Transcedental
Dan Abranches
Identidade e superação em "Transcedental" de Dan Abranches
Em "Transcedental", Dan Abranches apresenta a arte como elemento essencial para sua sobrevivência e reconstrução pessoal. A frase “A música foi meu pai, a arte curou minha dor” mostra como a arte vai além da expressão, tornando-se um suporte fundamental em sua trajetória. O uso do termo “pajubá” e a crítica ao “falocentrismo” conectam a letra à luta por identidade e representatividade LGBTQIA+, destacando o compromisso do artista com a diversidade e a valorização de suas raízes afrolatinas.

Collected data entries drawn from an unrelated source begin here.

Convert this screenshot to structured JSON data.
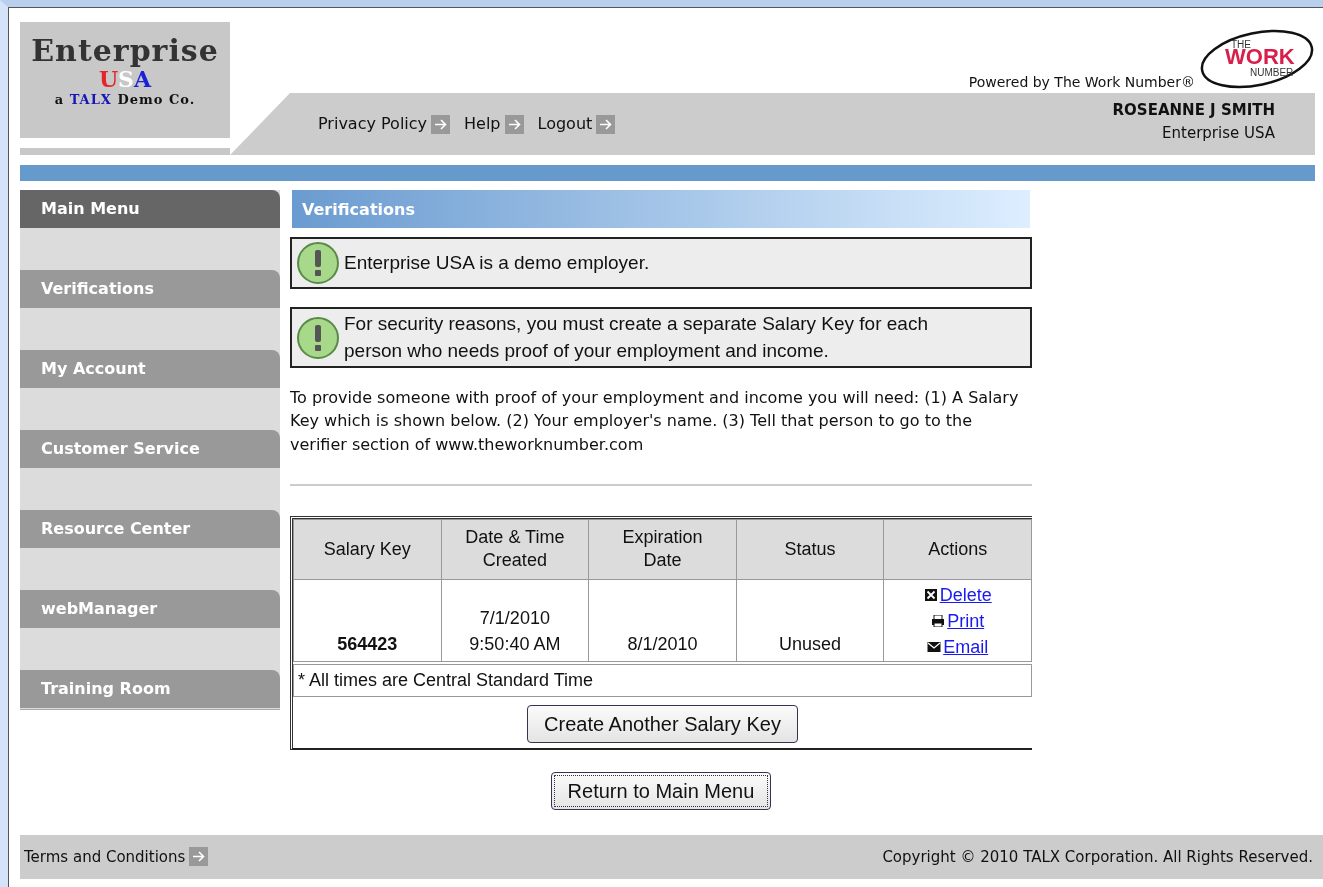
{
  "logo": {
    "title": "Enterprise",
    "mark_letters": [
      {
        "text": "U",
        "color": "#e4262c"
      },
      {
        "text": "S",
        "color": "#ffffff"
      },
      {
        "text": "A",
        "color": "#1a22d8"
      }
    ],
    "tagline": [
      {
        "text": "a ",
        "color": "#111111"
      },
      {
        "text": "TALX",
        "color": "#1616b8"
      },
      {
        "text": " Demo Co.",
        "color": "#111111"
      }
    ]
  },
  "powered_by": "Powered by The Work Number®",
  "brand_logo": {
    "top": "THE",
    "main": "WORK",
    "bottom": "NUMBER"
  },
  "header_links": [
    "Privacy Policy",
    "Help",
    "Logout"
  ],
  "user": {
    "name": "ROSEANNE J SMITH",
    "company": "Enterprise USA"
  },
  "sidebar": {
    "items": [
      {
        "label": "Main Menu",
        "selected": true
      },
      {
        "label": "Verifications",
        "selected": false
      },
      {
        "label": "My Account",
        "selected": false
      },
      {
        "label": "Customer Service",
        "selected": false
      },
      {
        "label": "Resource Center",
        "selected": false
      },
      {
        "label": "webManager",
        "selected": false
      },
      {
        "label": "Training Room",
        "selected": false
      }
    ]
  },
  "section_title": "Verifications",
  "alerts": [
    "Enterprise USA is a demo employer.",
    "For security reasons, you must create a separate Salary Key for each person who needs proof of your employment and income."
  ],
  "instructions": "To provide someone with proof of your employment and income you will need: (1) A Salary Key which is shown below. (2) Your employer's name. (3) Tell that person to go to the verifier section of www.theworknumber.com",
  "table": {
    "columns": [
      "Salary Key",
      "Date & Time Created",
      "Expiration Date",
      "Status",
      "Actions"
    ],
    "rows": [
      {
        "salary_key": "564423",
        "created": "7/1/2010\n9:50:40 AM",
        "expiration": "8/1/2010",
        "status": "Unused",
        "actions": [
          {
            "kind": "delete",
            "label": "Delete"
          },
          {
            "kind": "print",
            "label": "Print"
          },
          {
            "kind": "email",
            "label": "Email"
          }
        ]
      }
    ],
    "footnote": "* All times are Central Standard Time"
  },
  "create_button": "Create Another Salary Key",
  "return_button": "Return to Main Menu",
  "footer": {
    "link": "Terms and Conditions",
    "copyright": "Copyright © 2010 TALX Corporation. All Rights Reserved."
  }
}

A canção tem um tom confessional e direto, revelando o processo de autoconhecimento e superação de Dan Abranches. Versos como “Dei minha alma por esse flow / Dei sangue pelo que sou” evidenciam o sacrifício e a entrega total à música como forma de afirmação e resistência. Trechos como “Largar tudo por um sonho / Fazer disso um escopo / Ser herói e vilão / Minha própria salvação” mostram a dualidade de quem enfrenta desafios internos e externos, assumindo tanto as dores quanto as conquistas do próprio caminho. A repetição de “Não tenho mais medo de ser eu” e “Eu quero servir os meus” reforça o orgulho e o sentimento de pertencimento, enquanto “Moro na rua da elevação mental / Moro na rua da arte transcendental” sintetiza a busca por crescimento espiritual e intelectual, alinhando-se ao título e à proposta de transcendência da faixa.
O significado desta letra foi gerado automaticamente.